- Directed by: Chandan Kumar
- Written by: Chandan Kumar
- Produced by: Chandan Kumar Dr. Aravind Kavitha Gowda Savithramma
- Starring: Chandan Kumar Nimika Ratnakar Girish Shivanna Akshitha Bhopaiah
- Cinematography: H. C. Venugopal
- Edited by: Vinay Yadhunandan
- Music by: Jassie Gift Nakul Abhyankar
- Production company: Everest Pictures
- Release date: 28 November 2025;
- Country: India
- Language: Kannada

= Flirt (2025 film) =

2025 Indian Kannada language film

Flirt is a 2025 Indian Kannada language film written, co-produced, and directed by Chandan Kumar. The film stars Chandan Kumar, Nimika Ratnakar, Girish Shivanna, and Akshitha Bhopaiah.

== Reception ==
Susmita Sameera of The Times of India said that "Flirt packs in numerous twists and may appeal to viewers who enjoy complex relationship-driven dramas. It aims for an ambitious blend of genres, offering moments that will resonate for some while feeling overwhelming for others." A. Sharadhaa of the Cinema Express said that "Flirt is ambitious, modern, and self-aware.

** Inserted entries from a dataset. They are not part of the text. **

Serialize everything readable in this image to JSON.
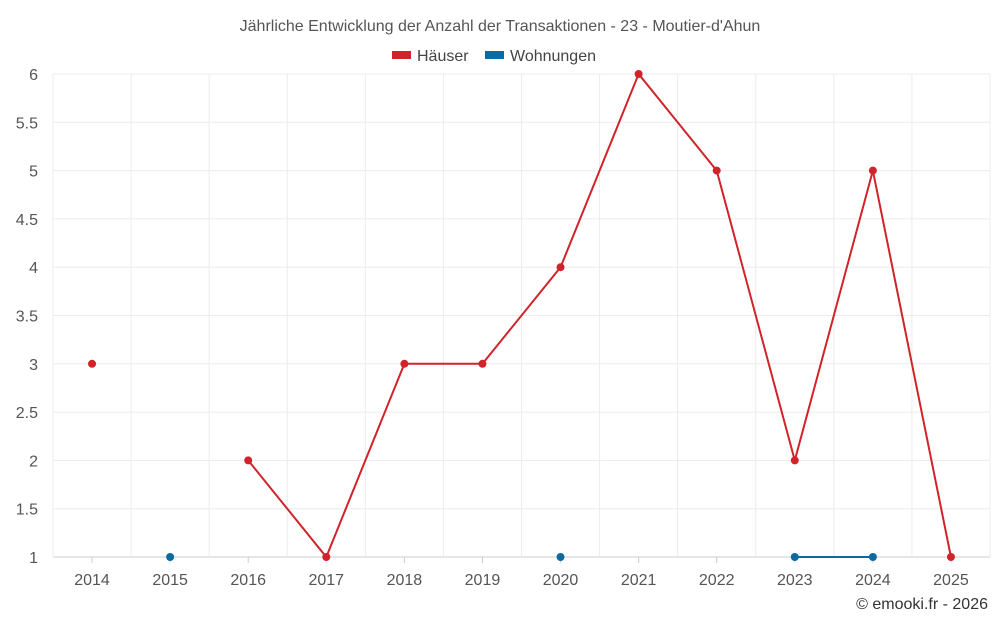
{
  "chart_data": {
    "type": "line",
    "title": "Jährliche Entwicklung der Anzahl der Transaktionen - 23 - Moutier-d'Ahun",
    "x": [
      "2014",
      "2015",
      "2016",
      "2017",
      "2018",
      "2019",
      "2020",
      "2021",
      "2022",
      "2023",
      "2024",
      "2025"
    ],
    "yticks": [
      "1",
      "1.5",
      "2",
      "2.5",
      "3",
      "3.5",
      "4",
      "4.5",
      "5",
      "5.5",
      "6"
    ],
    "ylim": [
      1,
      6
    ],
    "grid": true,
    "legend_position": "top-center",
    "series": [
      {
        "name": "Häuser",
        "color": "#d0232a",
        "values": [
          3,
          null,
          2,
          1,
          3,
          3,
          4,
          6,
          5,
          2,
          5,
          1
        ]
      },
      {
        "name": "Wohnungen",
        "color": "#0b6aa2",
        "values": [
          null,
          1,
          null,
          null,
          null,
          null,
          1,
          null,
          null,
          1,
          1,
          null
        ]
      }
    ]
  },
  "credit": "© emooki.fr - 2026"
}
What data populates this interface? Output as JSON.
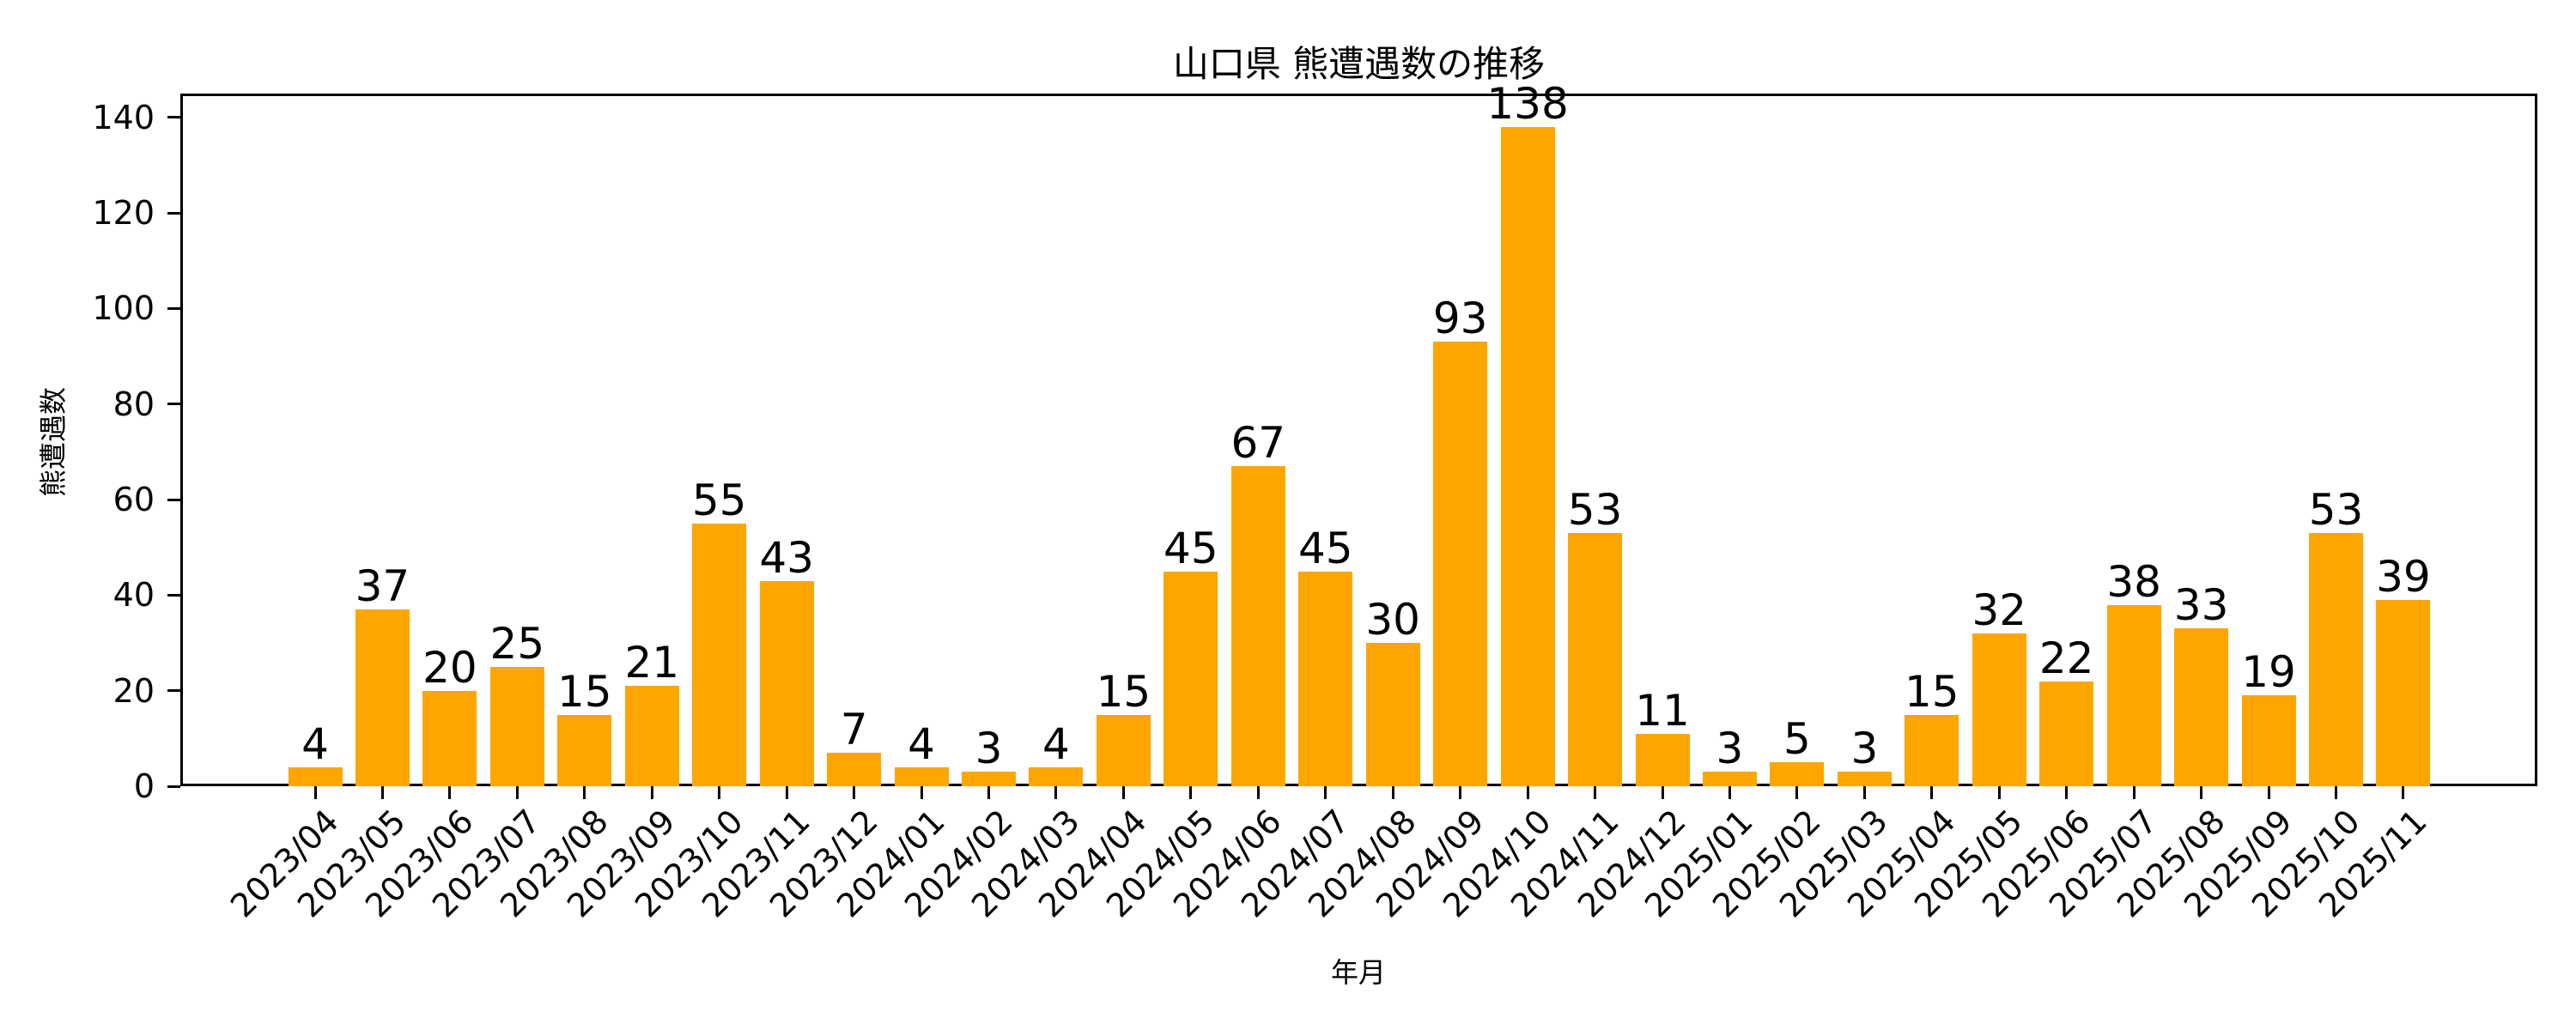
{
  "chart_data": {
    "type": "bar",
    "title": "山口県 熊遭遇数の推移",
    "xlabel": "年月",
    "ylabel": "熊遭遇数",
    "ylim": [
      0,
      145
    ],
    "yticks": [
      0,
      20,
      40,
      60,
      80,
      100,
      120,
      140
    ],
    "grid": false,
    "legend": null,
    "bar_color": "#FFA500",
    "show_value_labels": true,
    "categories": [
      "2023/04",
      "2023/05",
      "2023/06",
      "2023/07",
      "2023/08",
      "2023/09",
      "2023/10",
      "2023/11",
      "2023/12",
      "2024/01",
      "2024/02",
      "2024/03",
      "2024/04",
      "2024/05",
      "2024/06",
      "2024/07",
      "2024/08",
      "2024/09",
      "2024/10",
      "2024/11",
      "2024/12",
      "2025/01",
      "2025/02",
      "2025/03",
      "2025/04",
      "2025/05",
      "2025/06",
      "2025/07",
      "2025/08",
      "2025/09",
      "2025/10",
      "2025/11"
    ],
    "values": [
      4,
      37,
      20,
      25,
      15,
      21,
      55,
      43,
      7,
      4,
      3,
      4,
      15,
      45,
      67,
      45,
      30,
      93,
      138,
      53,
      11,
      3,
      5,
      3,
      15,
      32,
      22,
      38,
      33,
      19,
      53,
      39
    ]
  }
}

It is neither a conventional love story nor a scandal aimed at eliciting shock value. It reflects how we are perceived, how we act, and how trust and loyalty shape our choices." Y. Maheswara Reddy of the Bangalore Mirror said that "Flirt is an entertaining film that offers a good mix of romance, comedy, and court drama. It is worth watching for moviegoers looking for a lighthearted romantic entertainer."